By Sen. Lois Snowe-Mello
In a recent Letter to the Editor, Senator Margaret Craven (D-Lewiston) took issue with my column, entitled “Legislature adjourns after enacting historic reforms.” Specifically, she questions the tax, health care, regulatory and welfare reforms that are already benefiting Mainers.
These reforms were adopted to restore balance to state government and promote jobs and opportunity for Maine people.
Unfortunately, Senator Craven criticizes a law that she voted for and uses it to argue against my column. Furthermore, in her haste to disagree with me, it appears that she doesn’t fully appreciate what she voted for. It is tough to argue with such logic without appearing impolite, but here goes.
LD 1043 contained tax relief for all Mainers and incentives targeted at small business job creation. Senator Craven incorrectly states that 70,000 filers she refers to as “bottom income earners” received an inconsequential tax reduction.
In fact, they were relieved from having to pay state income tax altogether. Maine Revenue Services estimates the average tax cut for these 70,000 filers is $115 in tax year 2013, not one dollar, as Senator Craven asserts.
Let’s assume for the purpose of argument that Senator Craven got her facts right, and it was just a tax reduction for those 70,000 filers. I still take issue with her contention that “under no conditions will having an extra dollar in your pocket yield better results for the economy.” Loosely translated, she is asserting that government is better at spending our money than we are.
Every day, I hear from people struggling to keep pace with rising food, fuel, utility and other costs. Some families are finding it difficult to support a basic lifestyle, let alone plan for a better future. When Republicans were put in charge two years ago, we set out to simplify the tax code and make it more fair.
Under previous Maine law, Democrats imposed the highest state tax rate (8.5%) on all individuals with taxable incomes of $19,950 and above and $39,900 for a married couple filing jointly.

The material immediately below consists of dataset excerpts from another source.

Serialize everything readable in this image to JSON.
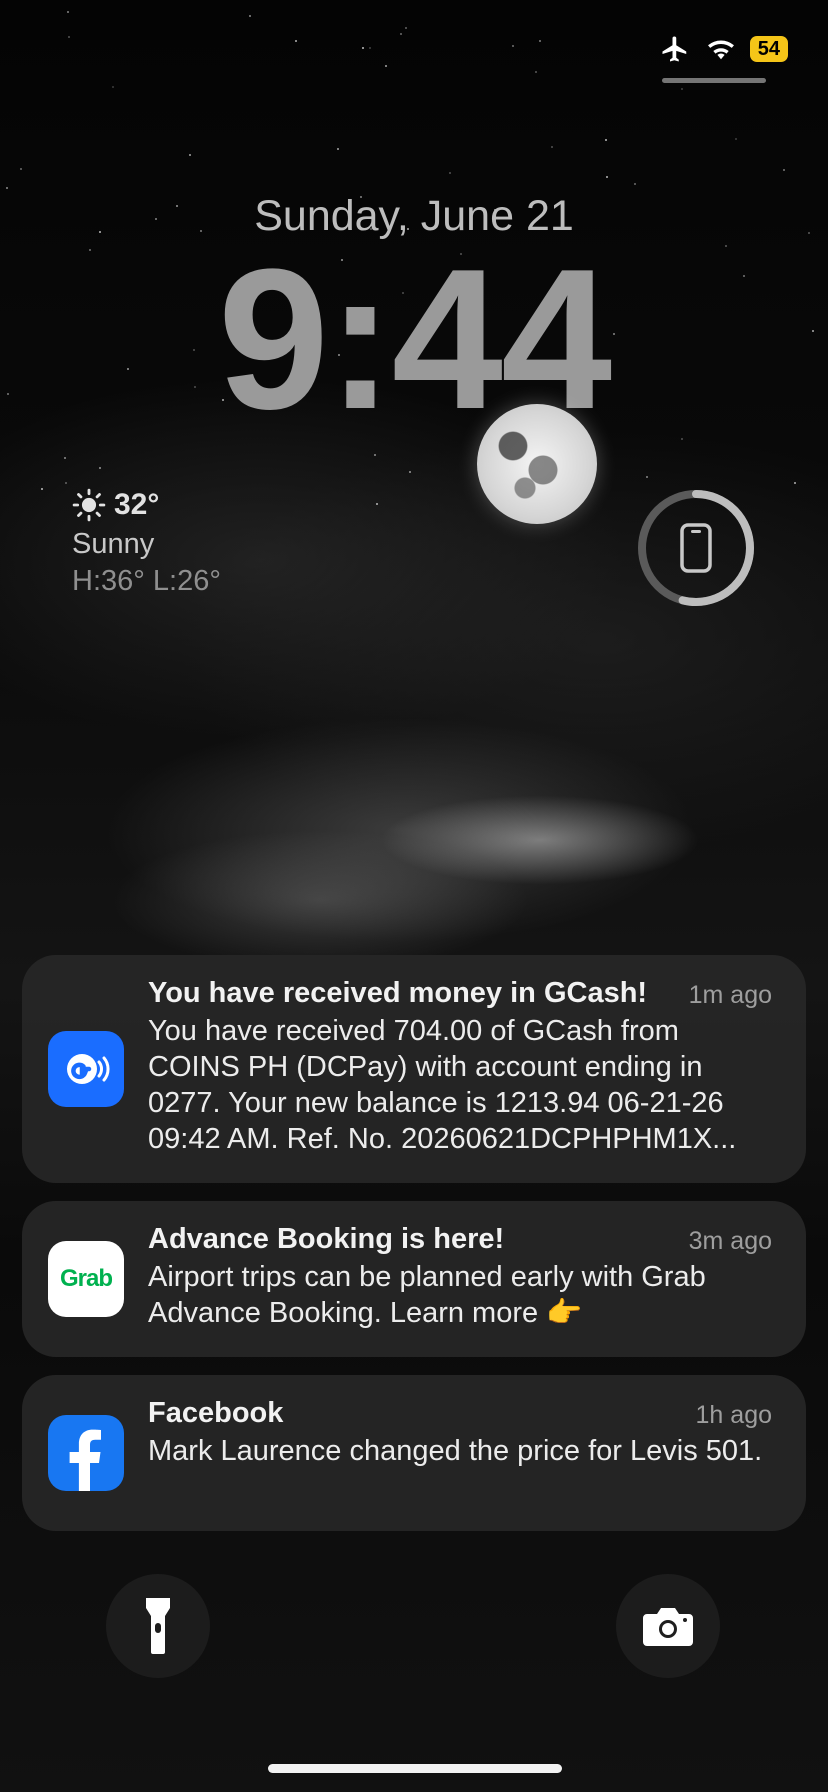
{
  "status_bar": {
    "airplane_icon": "airplane-icon",
    "wifi_icon": "wifi-icon",
    "battery_level": "54",
    "battery_color": "#f5c518"
  },
  "lockscreen": {
    "date": "Sunday, June 21",
    "time": "9:44"
  },
  "weather": {
    "temperature": "32°",
    "condition": "Sunny",
    "high_low": "H:36° L:26°",
    "icon": "sun-icon"
  },
  "battery_widget": {
    "icon": "phone-icon"
  },
  "notifications": [
    {
      "app": "GCash",
      "icon": "gcash-icon",
      "title": "You have received money in GCash!",
      "time": "1m ago",
      "body": "You have received 704.00 of GCash from COINS PH (DCPay) with account ending in 0277. Your new balance is 1213.94 06-21-26 09:42 AM. Ref. No. 20260621DCPHPHM1X..."
    },
    {
      "app": "Grab",
      "icon": "grab-icon",
      "logo_text": "Grab",
      "title": "Advance Booking is here!",
      "time": "3m ago",
      "body": "Airport trips can be planned early with Grab Advance Booking. Learn more 👉"
    },
    {
      "app": "Facebook",
      "icon": "facebook-icon",
      "title": "Facebook",
      "time": "1h ago",
      "body": "Mark Laurence changed the price for Levis 501."
    }
  ],
  "quick_actions": {
    "flashlight_icon": "flashlight-icon",
    "camera_icon": "camera-icon"
  }
}
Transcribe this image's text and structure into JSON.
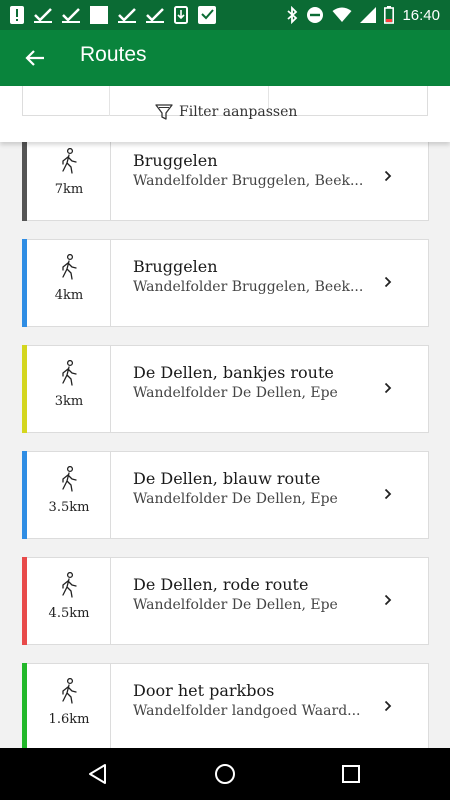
{
  "status_bar": {
    "time": "16:40"
  },
  "app_bar": {
    "title": "Routes"
  },
  "filter": {
    "label": "Filter aanpassen"
  },
  "routes": [
    {
      "distance": "7km",
      "title": "Bruggelen",
      "subtitle": "Wandelfolder Bruggelen, Beek...",
      "color": "#555555"
    },
    {
      "distance": "4km",
      "title": "Bruggelen",
      "subtitle": "Wandelfolder Bruggelen, Beek...",
      "color": "#2f8de4"
    },
    {
      "distance": "3km",
      "title": "De Dellen, bankjes route",
      "subtitle": "Wandelfolder De Dellen, Epe",
      "color": "#d4d61e"
    },
    {
      "distance": "3.5km",
      "title": "De Dellen, blauw route",
      "subtitle": "Wandelfolder De Dellen, Epe",
      "color": "#2f8de4"
    },
    {
      "distance": "4.5km",
      "title": "De Dellen, rode route",
      "subtitle": "Wandelfolder De Dellen, Epe",
      "color": "#e84a4a"
    },
    {
      "distance": "1.6km",
      "title": "Door het parkbos",
      "subtitle": "Wandelfolder landgoed Waard...",
      "color": "#22b82a"
    }
  ],
  "colors": {
    "app_bar": "#09843c",
    "status_bar": "#0b6b34"
  }
}
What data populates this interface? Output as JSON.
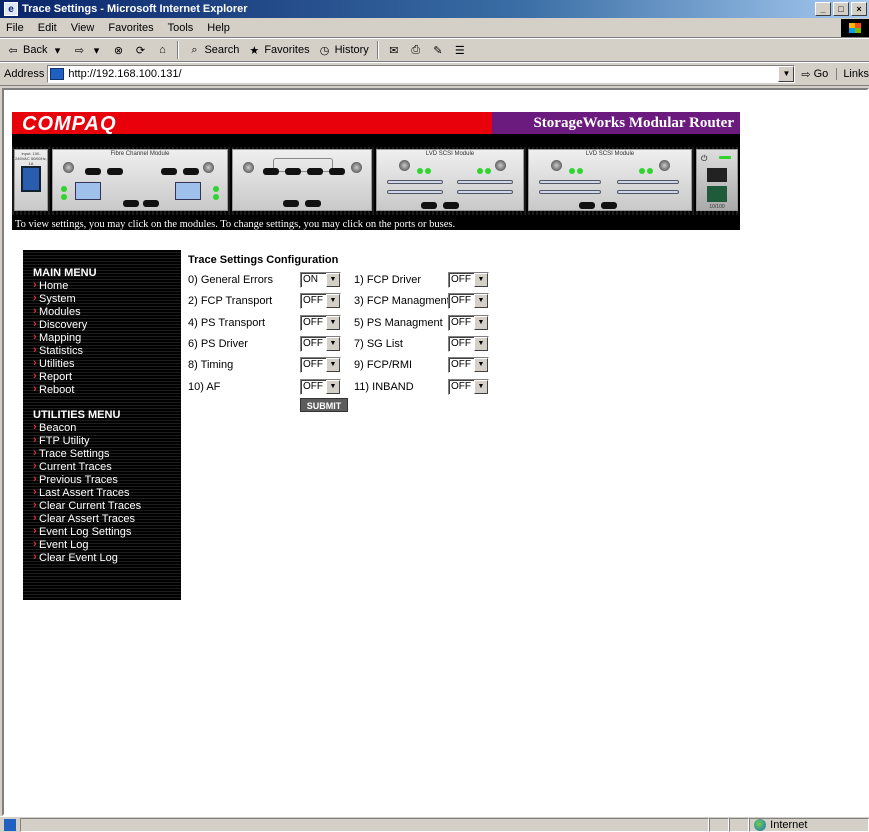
{
  "window": {
    "title": "Trace Settings - Microsoft Internet Explorer"
  },
  "menubar": {
    "items": [
      "File",
      "Edit",
      "View",
      "Favorites",
      "Tools",
      "Help"
    ]
  },
  "toolbar": {
    "back": "Back",
    "search": "Search",
    "favorites": "Favorites",
    "history": "History"
  },
  "addressbar": {
    "label": "Address",
    "url": "http://192.168.100.131/",
    "go": "Go",
    "links": "Links"
  },
  "banner": {
    "logo": "COMPAQ",
    "product": "StorageWorks Modular Router",
    "modules": {
      "fc": "Fibre Channel Module",
      "lvd1": "LVD SCSI Module",
      "lvd2": "LVD SCSI Module",
      "power_label": "Input: 100-240VAC 50/60Hz, 1A",
      "eth_label": "10/100"
    },
    "caption": "To view settings, you may click on the modules. To change settings, you may click on the ports or buses."
  },
  "main_menu": {
    "heading": "MAIN MENU",
    "items": [
      "Home",
      "System",
      "Modules",
      "Discovery",
      "Mapping",
      "Statistics",
      "Utilities",
      "Report",
      "Reboot"
    ]
  },
  "utilities_menu": {
    "heading": "UTILITIES MENU",
    "items": [
      "Beacon",
      "FTP Utility",
      "Trace Settings",
      "Current Traces",
      "Previous Traces",
      "Last Assert Traces",
      "Clear Current Traces",
      "Clear Assert Traces",
      "Event Log Settings",
      "Event Log",
      "Clear Event Log"
    ]
  },
  "trace_form": {
    "title": "Trace Settings Configuration",
    "fields": [
      {
        "label": "0) General Errors",
        "value": "ON"
      },
      {
        "label": "1) FCP Driver",
        "value": "OFF"
      },
      {
        "label": "2) FCP Transport",
        "value": "OFF"
      },
      {
        "label": "3) FCP Managment",
        "value": "OFF"
      },
      {
        "label": "4) PS Transport",
        "value": "OFF"
      },
      {
        "label": "5) PS Managment",
        "value": "OFF"
      },
      {
        "label": "6) PS Driver",
        "value": "OFF"
      },
      {
        "label": "7) SG List",
        "value": "OFF"
      },
      {
        "label": "8) Timing",
        "value": "OFF"
      },
      {
        "label": "9) FCP/RMI",
        "value": "OFF"
      },
      {
        "label": "10) AF",
        "value": "OFF"
      },
      {
        "label": "11) INBAND",
        "value": "OFF"
      }
    ],
    "submit": "SUBMIT"
  },
  "statusbar": {
    "zone": "Internet"
  }
}
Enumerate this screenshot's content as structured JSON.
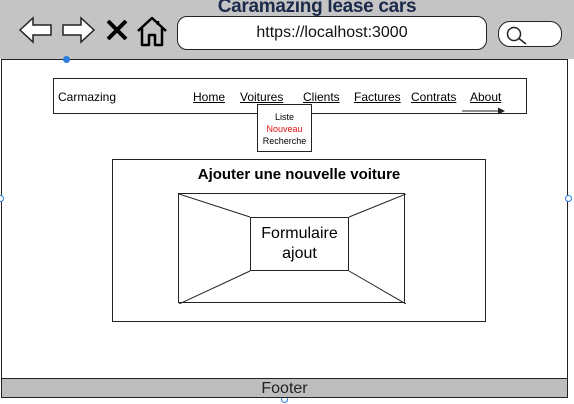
{
  "window": {
    "title": "Caramazing lease cars"
  },
  "browser": {
    "url": "https://localhost:3000"
  },
  "navbar": {
    "brand": "Carmazing",
    "links": [
      "Home",
      "Voitures",
      "Clients",
      "Factures",
      "Contrats",
      "About"
    ]
  },
  "dropdown": {
    "items": [
      "Liste",
      "Nouveau",
      "Recherche"
    ],
    "active_color": "#e01010"
  },
  "main": {
    "title": "Ajouter une nouvelle voiture",
    "form_label_line1": "Formulaire",
    "form_label_line2": "ajout"
  },
  "footer": {
    "text": "Footer"
  },
  "icons": [
    "back-arrow-icon",
    "forward-arrow-icon",
    "close-icon",
    "home-icon",
    "search-icon",
    "dropdown-arrow-icon"
  ]
}
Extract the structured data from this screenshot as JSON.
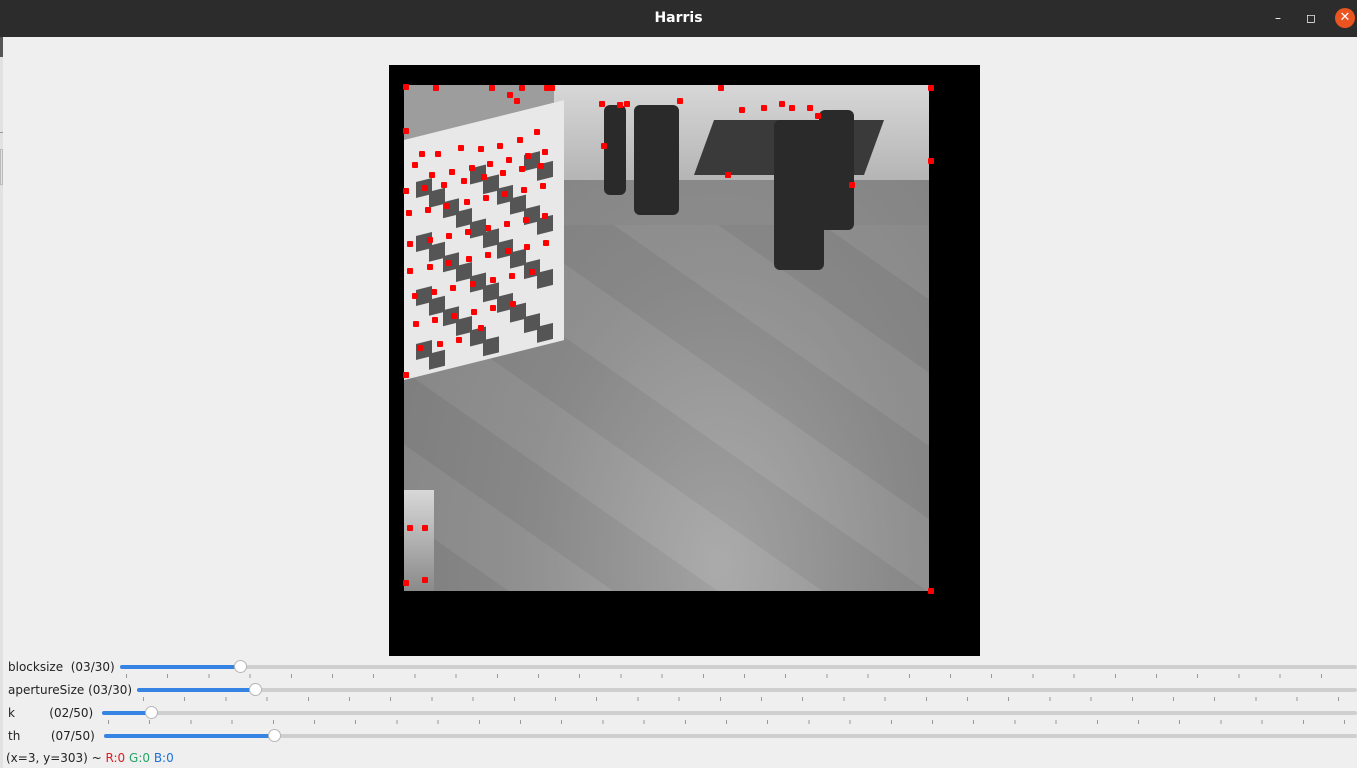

Think about what that implies: you were considered “rich” if you had taxable income of $19,950 or more!
Here are some other parts contained in the reform bill that Senator Craven and I voted for:
Investment credits to promote job creation in economically distressed areas;
A fuel tax sales tax exemption for commercial fishermen;
Exempting retirement homes from an over-zealous collection of a meals and lodging tax; and
Simplification and consolidation of state income-tax brackets.
Prior to the tax reform, the nonpartisan Maine Revenue Services (MRS) data indicated the wealthiest 10 percent of Maine taxpayers were paying 55.8 percent of all income taxes. They are projected to receive only 43.7 percent of the tax cut.
When the reforms are implemented, they will pay an estimated 57.3 percent of all income taxes collected.
At the time we acted, MRS concluded: “We estimate that the lower deciles, (lower and middle classes) will get a bigger reduction in income tax liability (in percentage terms) than taxpayers in the upper deciles.”
The reforms that we made are designed to give some relief to taxpayers while providing a basic social safety net that will be there for our most vulnerable citizens. They also focus on private sector job creation.
When we passed the law in 2011, the Beacon Hill Institute at Suffolk University estimated that the income tax cuts we adopted would generate 3,741 new private-sector jobs by 2015.
Be wary of politicians who practice class warfare and whose jobs plan includes more borrowing, bailouts and government jobs. Taxpayers must pay for all of those plans, and there are fewer taxpayers to feed ever-increasing demands.
In the future, I suggest that Senator Craven stick to defending improper and/or exorbitant spending at the Maine Green Energy Alliance, Maine State Housing Authority and the Maine Turnpike Authority (unless it involves an unfair toll hike that everybody opposes). I remain undeterred in my commitment to hard working families trying to build a better future.
(Note: The tax figures referenced in this column were reviewed by MRS to ensure their accuracy.)
Senator Lois Snowe-Mello chairs the Marine Resources Committee and is a member of the Insurance and Financial Services Committee. She represents Maine Senate District 15, which includes the Androscoggin County communities of Auburn, Durham, and Poland along with New Gloucester in Cumberland County.